As always, keeping communication open with your tenants and the guarantor can help avoid any issues. If it is unclear how long a guarantor is liable for, it can end up in court so consulting a legal professional when drawing up these agreements can help avoid costly court issues later.
What to do if there is no guarantor?
If you have asked tenants for a guarantor and they’re unable to provide one, there may be good reason for this. For example, if they’ve recently moved to the UK, they may not know someone who is based locally and is willing to be financially liable for them. This doesn’t mean that they’re a bad tenant or a big risk, just that they don’t have an established circle in the UK to draw from.
It can be hard to decide if you want to take the risk on tenants with no guarantors, but if you’re considering it here’s a few things you can ask for instead:
Ask for tenant references from previous landlords
Get the contact details for these landlords and contact them yourself. Ideally, try and get more than once reference or ensure that the tenancies lasted for at least a year so that there’s significant rental history to draw from.
Take a higher deposit
The rules around deposits can vary depending on how much the annual rent amount for the property is worth and where you live, so check what the maximum is that you can legally charge. If you’re worried about a tenant, consider taking a higher deposit.
Ask for rent in advance
Again, the rules around this vary by area, for example Scotland caps it at 6 months rent in advance while England does not have a limit. Asking for rent in advance can help you feel confident that the tenant has enough savings to draw on to cover rent even if their income is a bit lower.

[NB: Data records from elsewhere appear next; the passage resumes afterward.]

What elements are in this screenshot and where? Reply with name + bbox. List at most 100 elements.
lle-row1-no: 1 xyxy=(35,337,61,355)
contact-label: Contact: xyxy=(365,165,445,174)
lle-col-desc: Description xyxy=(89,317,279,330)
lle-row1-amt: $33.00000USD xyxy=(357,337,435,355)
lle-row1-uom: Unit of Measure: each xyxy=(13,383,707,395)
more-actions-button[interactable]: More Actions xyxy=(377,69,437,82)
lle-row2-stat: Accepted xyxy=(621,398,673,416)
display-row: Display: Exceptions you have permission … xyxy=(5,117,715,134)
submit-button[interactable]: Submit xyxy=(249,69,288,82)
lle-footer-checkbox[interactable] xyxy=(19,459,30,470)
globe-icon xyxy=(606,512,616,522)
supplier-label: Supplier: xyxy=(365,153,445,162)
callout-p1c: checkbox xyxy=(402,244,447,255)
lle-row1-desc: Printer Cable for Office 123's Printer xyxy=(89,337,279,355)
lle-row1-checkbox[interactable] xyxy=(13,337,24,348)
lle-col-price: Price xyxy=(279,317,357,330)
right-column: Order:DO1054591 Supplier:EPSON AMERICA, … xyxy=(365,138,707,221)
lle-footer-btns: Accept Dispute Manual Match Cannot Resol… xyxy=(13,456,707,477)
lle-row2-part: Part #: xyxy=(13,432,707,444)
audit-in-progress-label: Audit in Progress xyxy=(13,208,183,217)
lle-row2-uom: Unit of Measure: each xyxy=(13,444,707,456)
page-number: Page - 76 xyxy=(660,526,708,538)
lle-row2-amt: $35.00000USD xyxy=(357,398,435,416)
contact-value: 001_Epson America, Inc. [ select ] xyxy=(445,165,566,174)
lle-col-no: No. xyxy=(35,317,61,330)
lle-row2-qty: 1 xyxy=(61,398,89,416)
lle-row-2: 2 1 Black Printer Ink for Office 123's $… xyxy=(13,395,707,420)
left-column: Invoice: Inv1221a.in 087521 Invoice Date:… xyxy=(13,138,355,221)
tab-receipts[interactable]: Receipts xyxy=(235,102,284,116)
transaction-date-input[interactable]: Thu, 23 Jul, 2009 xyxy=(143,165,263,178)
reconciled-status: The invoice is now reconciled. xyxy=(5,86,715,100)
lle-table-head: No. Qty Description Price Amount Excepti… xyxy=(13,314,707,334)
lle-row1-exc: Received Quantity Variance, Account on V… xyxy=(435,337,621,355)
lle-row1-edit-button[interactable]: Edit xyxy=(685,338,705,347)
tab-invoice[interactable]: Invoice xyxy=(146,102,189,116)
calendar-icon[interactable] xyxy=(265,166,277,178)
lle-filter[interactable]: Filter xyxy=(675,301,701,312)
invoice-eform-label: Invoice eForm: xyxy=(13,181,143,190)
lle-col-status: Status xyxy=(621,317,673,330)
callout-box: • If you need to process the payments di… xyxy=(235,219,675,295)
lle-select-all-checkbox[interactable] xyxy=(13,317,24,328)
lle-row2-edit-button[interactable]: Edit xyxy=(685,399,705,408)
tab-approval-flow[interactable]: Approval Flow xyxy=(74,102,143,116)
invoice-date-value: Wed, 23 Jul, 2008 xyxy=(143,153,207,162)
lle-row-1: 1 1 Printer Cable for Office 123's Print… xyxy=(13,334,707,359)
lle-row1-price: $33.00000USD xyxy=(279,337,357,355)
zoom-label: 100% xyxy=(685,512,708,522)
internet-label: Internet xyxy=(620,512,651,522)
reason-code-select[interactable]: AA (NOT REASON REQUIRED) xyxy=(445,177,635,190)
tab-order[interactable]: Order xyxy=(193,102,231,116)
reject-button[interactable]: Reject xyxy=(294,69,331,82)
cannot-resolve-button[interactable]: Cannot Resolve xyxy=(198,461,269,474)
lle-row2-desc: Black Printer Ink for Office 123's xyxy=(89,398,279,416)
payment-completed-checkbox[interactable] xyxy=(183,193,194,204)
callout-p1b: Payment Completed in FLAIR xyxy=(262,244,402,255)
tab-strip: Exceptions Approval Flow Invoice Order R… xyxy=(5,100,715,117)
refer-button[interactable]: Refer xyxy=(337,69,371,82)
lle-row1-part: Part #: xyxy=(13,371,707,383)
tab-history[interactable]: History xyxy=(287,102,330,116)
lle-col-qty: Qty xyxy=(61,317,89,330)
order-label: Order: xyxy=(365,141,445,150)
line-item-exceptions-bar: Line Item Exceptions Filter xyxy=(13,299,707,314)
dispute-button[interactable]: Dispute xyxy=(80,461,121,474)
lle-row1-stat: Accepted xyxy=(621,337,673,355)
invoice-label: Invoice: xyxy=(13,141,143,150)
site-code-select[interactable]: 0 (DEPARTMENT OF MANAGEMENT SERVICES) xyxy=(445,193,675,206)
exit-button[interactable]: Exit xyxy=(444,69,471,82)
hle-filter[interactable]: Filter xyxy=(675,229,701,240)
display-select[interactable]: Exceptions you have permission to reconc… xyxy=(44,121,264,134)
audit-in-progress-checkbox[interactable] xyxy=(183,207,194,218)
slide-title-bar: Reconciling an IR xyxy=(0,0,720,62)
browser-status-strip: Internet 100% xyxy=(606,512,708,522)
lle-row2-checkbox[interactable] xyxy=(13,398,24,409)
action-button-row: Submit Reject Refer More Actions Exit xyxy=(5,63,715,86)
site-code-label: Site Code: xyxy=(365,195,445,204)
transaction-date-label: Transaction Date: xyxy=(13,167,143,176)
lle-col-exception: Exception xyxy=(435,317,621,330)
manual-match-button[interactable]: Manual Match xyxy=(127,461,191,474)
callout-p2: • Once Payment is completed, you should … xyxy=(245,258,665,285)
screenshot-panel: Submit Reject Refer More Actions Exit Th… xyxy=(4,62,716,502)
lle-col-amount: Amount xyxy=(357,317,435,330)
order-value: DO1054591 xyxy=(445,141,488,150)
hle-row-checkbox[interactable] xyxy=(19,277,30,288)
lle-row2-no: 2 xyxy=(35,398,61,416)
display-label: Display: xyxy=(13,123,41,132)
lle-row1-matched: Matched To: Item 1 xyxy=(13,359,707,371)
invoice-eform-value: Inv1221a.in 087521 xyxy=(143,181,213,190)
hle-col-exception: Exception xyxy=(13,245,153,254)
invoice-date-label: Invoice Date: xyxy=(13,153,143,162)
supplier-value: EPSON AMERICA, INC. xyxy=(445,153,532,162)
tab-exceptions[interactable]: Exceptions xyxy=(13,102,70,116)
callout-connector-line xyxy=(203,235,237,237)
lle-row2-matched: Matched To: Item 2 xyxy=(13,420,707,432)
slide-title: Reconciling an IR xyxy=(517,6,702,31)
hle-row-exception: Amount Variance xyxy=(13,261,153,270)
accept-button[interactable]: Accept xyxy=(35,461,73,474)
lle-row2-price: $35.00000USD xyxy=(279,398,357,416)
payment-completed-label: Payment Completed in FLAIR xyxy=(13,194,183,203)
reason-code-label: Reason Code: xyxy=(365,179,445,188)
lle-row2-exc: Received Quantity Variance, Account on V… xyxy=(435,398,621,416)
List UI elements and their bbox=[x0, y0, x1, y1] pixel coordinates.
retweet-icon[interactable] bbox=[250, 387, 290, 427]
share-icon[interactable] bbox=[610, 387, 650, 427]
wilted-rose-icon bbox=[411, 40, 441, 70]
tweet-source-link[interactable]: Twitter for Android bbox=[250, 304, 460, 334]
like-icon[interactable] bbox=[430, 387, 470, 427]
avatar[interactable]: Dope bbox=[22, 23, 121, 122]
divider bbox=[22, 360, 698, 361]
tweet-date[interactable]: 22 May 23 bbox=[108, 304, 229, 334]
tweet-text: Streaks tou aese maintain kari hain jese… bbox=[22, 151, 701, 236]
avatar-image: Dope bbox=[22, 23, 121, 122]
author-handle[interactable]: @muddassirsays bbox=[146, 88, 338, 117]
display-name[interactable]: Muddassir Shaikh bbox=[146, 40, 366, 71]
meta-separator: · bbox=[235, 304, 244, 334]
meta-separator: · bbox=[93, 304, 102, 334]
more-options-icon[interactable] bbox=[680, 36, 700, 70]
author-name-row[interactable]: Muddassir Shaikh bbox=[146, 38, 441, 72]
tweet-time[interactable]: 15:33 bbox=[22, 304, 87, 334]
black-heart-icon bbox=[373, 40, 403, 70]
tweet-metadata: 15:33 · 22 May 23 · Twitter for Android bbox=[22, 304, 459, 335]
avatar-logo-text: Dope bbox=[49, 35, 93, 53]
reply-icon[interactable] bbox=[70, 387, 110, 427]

While there’s always some risk involved in taking on a tenant, hopefully these actions can help you reduce the chances of having to chase a tenant for money.
How do guarantors work in joint tenancy?
If there is a joint tenancy, you should clarify up front if the guarantor is liable for both tenants or just the tenant they are affiliated with. If this is not specified, then often the guarantor is liable for both tenants’ rent, and they should be aware of that when entering into the agreement.
It is allowable to have more than one guarantor, so if joint tenants would prefer to each have their own guarantor, this can be arranged. If there are multiple guarantors, each one should sign the guarantor agreement and if any changes are made to the tenancy then each one should agree to it.
Working with multiple tenants and guarantors can be confusing, so getting a solicitor to help with this process is always a good idea.
Reducing risk
Ultimately, getting a guarantor is about reducing the risk of financial loss for you as a landlord. It is one of many ways to protect yourself when renting out a property. Another way to protect your property is by taking out landlord insurance – whether it’s a building insurance policy, contents cover or property owner’s liability cover, having insurance can be a small investment that protects you against a big financial risk.